Ideally I think there would be a version of "auto" that never splits any chunks. If that existed I think it would be the ideal way of opening a Zarr and xarray wouldn't have to worry about: https://github.com/pydata/xarray/blob/00d18bfd0cb6e3b3b54345e66acf98b35b8ec127/xarray/namedarray/utils.py#L247-L263
Ideally I think there would be a version of "auto" that never splits any chunks
I think this is partly why Xarray normalizes "auto"-chunks.

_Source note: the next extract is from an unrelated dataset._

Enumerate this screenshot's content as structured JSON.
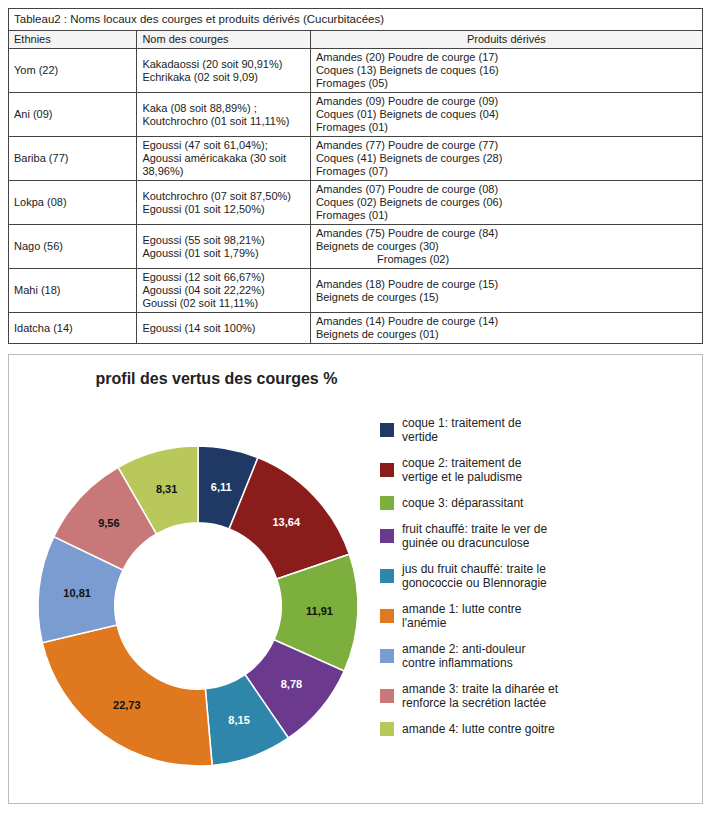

I agree with deleting that line ;)
see also https://github.com/pydata/xarray/issues/7495#issuecomment-1852184846
Yes exactly @keewis! Do you still think that the special handling for "auto" that exists in open_zarr should be pushed down into open_dataset or are you good with the idea of just deleting the chunks = {} override?

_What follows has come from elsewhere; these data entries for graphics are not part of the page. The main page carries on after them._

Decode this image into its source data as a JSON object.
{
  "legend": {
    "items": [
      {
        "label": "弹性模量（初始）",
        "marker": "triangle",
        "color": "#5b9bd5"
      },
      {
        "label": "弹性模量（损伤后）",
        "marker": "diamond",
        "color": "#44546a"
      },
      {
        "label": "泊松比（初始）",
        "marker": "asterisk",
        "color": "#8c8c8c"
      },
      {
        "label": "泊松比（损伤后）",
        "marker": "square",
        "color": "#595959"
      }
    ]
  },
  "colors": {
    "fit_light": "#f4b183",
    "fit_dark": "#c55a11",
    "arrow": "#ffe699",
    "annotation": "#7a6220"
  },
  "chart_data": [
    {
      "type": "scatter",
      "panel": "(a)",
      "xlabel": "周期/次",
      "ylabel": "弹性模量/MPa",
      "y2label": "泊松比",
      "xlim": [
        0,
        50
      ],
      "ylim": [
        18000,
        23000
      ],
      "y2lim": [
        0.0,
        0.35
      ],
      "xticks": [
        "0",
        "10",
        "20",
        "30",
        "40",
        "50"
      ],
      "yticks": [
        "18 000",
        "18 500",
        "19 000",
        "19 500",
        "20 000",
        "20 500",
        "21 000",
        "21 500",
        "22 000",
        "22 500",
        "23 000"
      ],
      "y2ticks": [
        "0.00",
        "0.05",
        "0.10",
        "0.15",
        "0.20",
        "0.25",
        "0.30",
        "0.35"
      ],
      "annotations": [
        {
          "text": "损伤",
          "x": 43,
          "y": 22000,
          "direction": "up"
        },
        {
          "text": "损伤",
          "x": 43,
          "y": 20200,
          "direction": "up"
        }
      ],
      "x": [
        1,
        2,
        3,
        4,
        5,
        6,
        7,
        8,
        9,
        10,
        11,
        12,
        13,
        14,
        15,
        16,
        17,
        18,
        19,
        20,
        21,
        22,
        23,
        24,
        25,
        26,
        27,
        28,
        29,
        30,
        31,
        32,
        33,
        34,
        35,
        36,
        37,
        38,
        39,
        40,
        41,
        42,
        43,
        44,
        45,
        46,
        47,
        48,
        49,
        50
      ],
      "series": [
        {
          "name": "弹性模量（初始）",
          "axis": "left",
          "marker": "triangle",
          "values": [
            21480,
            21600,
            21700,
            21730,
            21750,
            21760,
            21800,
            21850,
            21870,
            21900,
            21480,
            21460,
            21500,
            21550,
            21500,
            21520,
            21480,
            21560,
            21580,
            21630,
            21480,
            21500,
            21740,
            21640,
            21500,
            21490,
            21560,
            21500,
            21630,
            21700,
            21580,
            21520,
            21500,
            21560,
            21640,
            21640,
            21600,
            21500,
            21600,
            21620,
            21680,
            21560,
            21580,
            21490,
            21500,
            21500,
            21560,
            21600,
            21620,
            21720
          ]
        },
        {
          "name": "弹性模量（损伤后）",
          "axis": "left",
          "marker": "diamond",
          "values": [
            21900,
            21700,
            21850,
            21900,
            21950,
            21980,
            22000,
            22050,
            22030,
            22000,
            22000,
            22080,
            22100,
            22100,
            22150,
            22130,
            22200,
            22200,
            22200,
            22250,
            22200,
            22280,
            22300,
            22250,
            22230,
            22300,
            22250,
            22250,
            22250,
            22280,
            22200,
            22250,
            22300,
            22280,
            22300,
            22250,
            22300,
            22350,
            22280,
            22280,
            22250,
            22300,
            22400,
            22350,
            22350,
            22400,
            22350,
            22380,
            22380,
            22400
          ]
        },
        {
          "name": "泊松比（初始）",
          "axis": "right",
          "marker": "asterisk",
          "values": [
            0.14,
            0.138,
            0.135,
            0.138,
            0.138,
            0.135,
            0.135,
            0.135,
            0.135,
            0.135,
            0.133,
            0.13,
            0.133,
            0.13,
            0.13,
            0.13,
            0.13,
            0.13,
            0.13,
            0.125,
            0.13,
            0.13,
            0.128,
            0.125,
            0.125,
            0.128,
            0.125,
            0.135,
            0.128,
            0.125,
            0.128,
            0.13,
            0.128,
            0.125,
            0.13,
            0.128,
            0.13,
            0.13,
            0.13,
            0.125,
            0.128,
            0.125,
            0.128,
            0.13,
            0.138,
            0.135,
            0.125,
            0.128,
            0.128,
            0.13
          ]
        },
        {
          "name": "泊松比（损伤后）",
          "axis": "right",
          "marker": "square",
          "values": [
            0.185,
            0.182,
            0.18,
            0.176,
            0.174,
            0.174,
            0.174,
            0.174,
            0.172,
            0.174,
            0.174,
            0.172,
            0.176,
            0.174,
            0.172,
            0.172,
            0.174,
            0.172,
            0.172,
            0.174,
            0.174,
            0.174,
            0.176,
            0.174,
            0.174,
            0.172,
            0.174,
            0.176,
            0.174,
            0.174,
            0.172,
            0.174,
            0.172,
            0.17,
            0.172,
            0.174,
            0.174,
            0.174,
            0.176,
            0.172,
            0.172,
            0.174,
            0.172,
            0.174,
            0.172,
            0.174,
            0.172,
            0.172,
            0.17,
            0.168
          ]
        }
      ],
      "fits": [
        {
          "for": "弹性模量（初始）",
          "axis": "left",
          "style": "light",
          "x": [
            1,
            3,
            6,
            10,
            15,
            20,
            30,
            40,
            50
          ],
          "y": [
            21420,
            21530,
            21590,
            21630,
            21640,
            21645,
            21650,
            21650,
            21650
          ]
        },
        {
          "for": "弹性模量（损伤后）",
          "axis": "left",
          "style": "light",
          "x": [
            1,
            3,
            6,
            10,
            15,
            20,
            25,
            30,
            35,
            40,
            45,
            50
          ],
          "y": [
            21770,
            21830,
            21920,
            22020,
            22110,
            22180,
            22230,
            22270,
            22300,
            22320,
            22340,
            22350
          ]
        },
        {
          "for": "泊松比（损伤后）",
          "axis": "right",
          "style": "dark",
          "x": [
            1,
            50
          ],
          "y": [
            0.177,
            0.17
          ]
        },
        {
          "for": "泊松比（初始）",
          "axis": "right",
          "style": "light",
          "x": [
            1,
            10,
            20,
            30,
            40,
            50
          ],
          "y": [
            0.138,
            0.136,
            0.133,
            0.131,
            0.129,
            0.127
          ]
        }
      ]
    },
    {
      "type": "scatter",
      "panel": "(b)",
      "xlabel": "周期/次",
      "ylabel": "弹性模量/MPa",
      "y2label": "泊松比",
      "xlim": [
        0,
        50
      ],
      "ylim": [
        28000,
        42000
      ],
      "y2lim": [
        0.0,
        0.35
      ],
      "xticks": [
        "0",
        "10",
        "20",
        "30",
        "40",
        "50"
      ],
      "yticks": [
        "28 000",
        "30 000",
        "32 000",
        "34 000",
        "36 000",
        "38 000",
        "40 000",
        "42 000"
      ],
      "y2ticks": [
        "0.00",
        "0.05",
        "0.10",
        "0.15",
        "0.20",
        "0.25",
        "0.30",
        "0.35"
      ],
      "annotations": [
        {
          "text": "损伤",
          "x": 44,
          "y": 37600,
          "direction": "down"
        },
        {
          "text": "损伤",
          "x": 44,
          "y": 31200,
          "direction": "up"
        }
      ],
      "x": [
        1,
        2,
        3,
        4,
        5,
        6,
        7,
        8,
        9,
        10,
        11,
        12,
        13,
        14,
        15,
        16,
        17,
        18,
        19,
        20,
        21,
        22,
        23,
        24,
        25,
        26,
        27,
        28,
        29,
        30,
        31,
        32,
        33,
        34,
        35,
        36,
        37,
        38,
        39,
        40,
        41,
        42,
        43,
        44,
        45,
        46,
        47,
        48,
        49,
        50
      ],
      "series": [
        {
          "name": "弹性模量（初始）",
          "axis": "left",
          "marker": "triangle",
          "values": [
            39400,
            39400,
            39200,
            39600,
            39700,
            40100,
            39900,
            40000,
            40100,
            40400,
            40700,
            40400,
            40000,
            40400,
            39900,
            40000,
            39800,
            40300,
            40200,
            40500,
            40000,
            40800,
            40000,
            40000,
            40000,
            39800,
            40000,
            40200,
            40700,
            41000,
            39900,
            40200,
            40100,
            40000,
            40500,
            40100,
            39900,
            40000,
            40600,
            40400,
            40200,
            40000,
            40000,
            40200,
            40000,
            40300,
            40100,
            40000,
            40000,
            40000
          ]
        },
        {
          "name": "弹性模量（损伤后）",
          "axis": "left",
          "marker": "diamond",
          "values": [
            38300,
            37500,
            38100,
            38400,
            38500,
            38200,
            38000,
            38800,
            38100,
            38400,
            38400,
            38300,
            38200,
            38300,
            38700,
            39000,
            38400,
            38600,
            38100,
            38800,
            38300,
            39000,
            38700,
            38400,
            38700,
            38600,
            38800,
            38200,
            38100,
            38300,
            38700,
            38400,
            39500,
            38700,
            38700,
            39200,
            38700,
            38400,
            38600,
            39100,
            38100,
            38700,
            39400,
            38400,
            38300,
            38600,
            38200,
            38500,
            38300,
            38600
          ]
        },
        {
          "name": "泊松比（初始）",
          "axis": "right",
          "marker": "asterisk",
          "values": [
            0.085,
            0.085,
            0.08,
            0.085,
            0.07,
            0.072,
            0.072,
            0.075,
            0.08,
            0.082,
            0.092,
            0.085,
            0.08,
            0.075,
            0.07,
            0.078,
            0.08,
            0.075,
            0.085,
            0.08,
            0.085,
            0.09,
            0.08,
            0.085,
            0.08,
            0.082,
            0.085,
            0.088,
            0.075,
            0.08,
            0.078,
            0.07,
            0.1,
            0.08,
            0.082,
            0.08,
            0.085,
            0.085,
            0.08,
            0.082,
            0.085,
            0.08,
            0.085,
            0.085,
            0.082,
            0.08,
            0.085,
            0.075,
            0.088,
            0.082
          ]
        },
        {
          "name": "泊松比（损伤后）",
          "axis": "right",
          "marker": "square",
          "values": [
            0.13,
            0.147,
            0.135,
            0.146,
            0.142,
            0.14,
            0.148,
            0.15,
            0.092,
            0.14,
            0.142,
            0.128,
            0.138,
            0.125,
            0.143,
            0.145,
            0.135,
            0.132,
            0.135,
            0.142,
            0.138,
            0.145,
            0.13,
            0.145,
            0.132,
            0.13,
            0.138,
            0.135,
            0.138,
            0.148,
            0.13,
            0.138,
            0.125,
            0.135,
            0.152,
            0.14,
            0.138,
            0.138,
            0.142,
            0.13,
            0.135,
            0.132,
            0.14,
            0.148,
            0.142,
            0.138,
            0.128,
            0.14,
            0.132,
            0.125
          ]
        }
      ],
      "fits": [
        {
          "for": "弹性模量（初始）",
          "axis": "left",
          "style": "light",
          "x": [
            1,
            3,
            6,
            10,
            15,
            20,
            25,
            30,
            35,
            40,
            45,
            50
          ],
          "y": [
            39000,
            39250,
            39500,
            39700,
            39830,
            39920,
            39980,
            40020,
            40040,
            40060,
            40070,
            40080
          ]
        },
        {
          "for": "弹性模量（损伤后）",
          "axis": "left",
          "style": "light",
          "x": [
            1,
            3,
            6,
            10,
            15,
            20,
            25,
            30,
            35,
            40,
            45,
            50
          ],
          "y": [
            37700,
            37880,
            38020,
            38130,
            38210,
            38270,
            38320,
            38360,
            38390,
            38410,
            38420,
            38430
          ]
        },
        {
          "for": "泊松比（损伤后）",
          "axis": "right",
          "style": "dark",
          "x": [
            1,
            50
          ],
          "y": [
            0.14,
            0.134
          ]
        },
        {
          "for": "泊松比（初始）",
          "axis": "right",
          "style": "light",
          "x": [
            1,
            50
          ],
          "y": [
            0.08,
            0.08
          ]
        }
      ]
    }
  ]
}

I personally don't even use open_zarr, so removing the only difference between the two sounds like a win to me.
However, what I meant two years ago was that open_zarr would default to
xr.open_zarr(path, chunks="native") # or similar
# open_dataset translates that to `chunks = {}`
which would then be different from
xr.open_zarr(path, chunks="auto") # `chunks="auto"` is handled by the chunk manager
Not sure if introducing a new string alias is a good idea, but given that dict default values are frowned upon (and the standard None is already taken), it might still be helpful. That is, until frozendict arrives in python, should PEP814 be accepted.